MOREHEAD, Ky. — Recently Morehead State University was honored in Washington for its role in ensuring a lunar landing mission in February was a success. The Intuitive Machines’ Odysseus mission encountered troubles landing, and that’s when Morehead State’s Space Science Center stepped in.
From a room inside its Space Science Center, Morehead State University Space Science Center engineers and students can communicate with spacecraft using a 21-meter space antenna on a hill overlooking the city. Ground station engineer Chloe Hart explained how it works to Spectrum News 1 on a scaled-down model.
“It’s perfectly shaped so that all of the signals that hit the dish will actually go back here to this focal point and that’s what collects all of that data from the spacecraft, and we can it back to those mission operations centers,” Hart said.
It’s a part of the NASA Deep Space Network. This past February, MSU played a role in the first American moon landing in 52 years when Intuitive Machines landed its Odysseus on the moon. But during landing, the spacecraft tipped over and lost communication, leading MSU to swiftly use its space antenna and department expertise.
“Morehead State University was able to bridge the mission operations center and the Deep Space Network together. We were able to get them talking to each other and hearing those commands,” Hart said.
Morehead State is a NASA Space Grant University and offers a distinctive major in space science engineering. Students get real world experience in the design, construction and testing of satellites before being launched into space.
“Companies come from all over the country (and world) and they rent out time on those facilities so it’s not just the missions we have here, the missions we’re behind, but it’s the missions where we’re supporting, the missions we help develop, their subsystems and all sorts of things,” said Christo Smith, a full-time engineer at the university.

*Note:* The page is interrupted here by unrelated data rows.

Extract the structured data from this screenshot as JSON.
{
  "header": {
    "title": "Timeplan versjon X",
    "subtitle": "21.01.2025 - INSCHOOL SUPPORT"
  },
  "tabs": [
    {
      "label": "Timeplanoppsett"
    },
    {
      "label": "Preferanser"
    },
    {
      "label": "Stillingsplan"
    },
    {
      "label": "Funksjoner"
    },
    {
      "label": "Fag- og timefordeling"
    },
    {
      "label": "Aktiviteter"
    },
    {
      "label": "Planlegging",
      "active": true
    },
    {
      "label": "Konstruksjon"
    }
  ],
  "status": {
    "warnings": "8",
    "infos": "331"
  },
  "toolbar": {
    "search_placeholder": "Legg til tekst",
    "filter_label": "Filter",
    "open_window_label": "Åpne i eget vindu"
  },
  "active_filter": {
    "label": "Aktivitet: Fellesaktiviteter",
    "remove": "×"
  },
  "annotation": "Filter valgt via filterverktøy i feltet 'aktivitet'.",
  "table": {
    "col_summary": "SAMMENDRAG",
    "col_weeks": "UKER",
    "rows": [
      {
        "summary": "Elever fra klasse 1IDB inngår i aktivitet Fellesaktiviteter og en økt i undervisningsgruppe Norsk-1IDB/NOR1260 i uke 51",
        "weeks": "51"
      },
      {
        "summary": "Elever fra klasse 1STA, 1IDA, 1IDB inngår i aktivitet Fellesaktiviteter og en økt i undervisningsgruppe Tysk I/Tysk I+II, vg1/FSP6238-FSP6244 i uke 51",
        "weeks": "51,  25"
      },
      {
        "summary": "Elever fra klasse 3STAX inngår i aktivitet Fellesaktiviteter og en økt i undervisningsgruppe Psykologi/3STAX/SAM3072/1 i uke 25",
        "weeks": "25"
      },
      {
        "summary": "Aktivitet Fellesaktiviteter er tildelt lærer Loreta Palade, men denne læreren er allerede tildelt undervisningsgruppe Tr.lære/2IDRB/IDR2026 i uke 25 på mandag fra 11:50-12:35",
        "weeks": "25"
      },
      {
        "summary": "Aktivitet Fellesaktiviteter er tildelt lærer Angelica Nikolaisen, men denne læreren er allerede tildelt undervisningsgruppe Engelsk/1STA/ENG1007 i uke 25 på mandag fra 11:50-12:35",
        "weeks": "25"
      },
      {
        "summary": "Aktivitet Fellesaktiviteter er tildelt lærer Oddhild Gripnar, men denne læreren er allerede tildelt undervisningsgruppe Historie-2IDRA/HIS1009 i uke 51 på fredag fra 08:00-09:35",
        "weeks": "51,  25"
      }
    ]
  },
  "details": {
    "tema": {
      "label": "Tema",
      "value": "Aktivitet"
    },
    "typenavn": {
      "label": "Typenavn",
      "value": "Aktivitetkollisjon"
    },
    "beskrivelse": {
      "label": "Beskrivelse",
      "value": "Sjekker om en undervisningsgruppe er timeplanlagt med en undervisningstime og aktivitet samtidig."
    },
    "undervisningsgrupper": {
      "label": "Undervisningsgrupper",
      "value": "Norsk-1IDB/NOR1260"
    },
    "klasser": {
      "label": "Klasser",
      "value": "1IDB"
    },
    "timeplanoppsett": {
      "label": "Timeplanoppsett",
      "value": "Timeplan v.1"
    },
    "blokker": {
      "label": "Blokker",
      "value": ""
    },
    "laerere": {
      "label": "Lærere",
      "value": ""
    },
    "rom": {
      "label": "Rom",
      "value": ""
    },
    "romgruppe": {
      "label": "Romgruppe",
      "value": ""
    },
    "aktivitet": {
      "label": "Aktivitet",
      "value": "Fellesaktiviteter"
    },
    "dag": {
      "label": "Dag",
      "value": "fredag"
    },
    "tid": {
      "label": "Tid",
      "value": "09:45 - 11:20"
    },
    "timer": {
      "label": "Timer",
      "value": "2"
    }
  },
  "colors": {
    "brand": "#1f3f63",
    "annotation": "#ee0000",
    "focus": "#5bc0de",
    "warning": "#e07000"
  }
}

MSU offers an undergraduate and graduate degree in space systems engineering. Smith got his masters from MSU and said the entire program has at least a 95% placement rate.
“We’ve had people go all over the country to preeminent institutions with what we’ve helped create a foundation for and generate very meaningful careers,” Smith said.
In April, MSU and its program were honored by the NASA administrator and U.S. Congressman Hal Rogers, R-Ky., for their efforts.
Intuitive Machines was the first private company to land on the moon.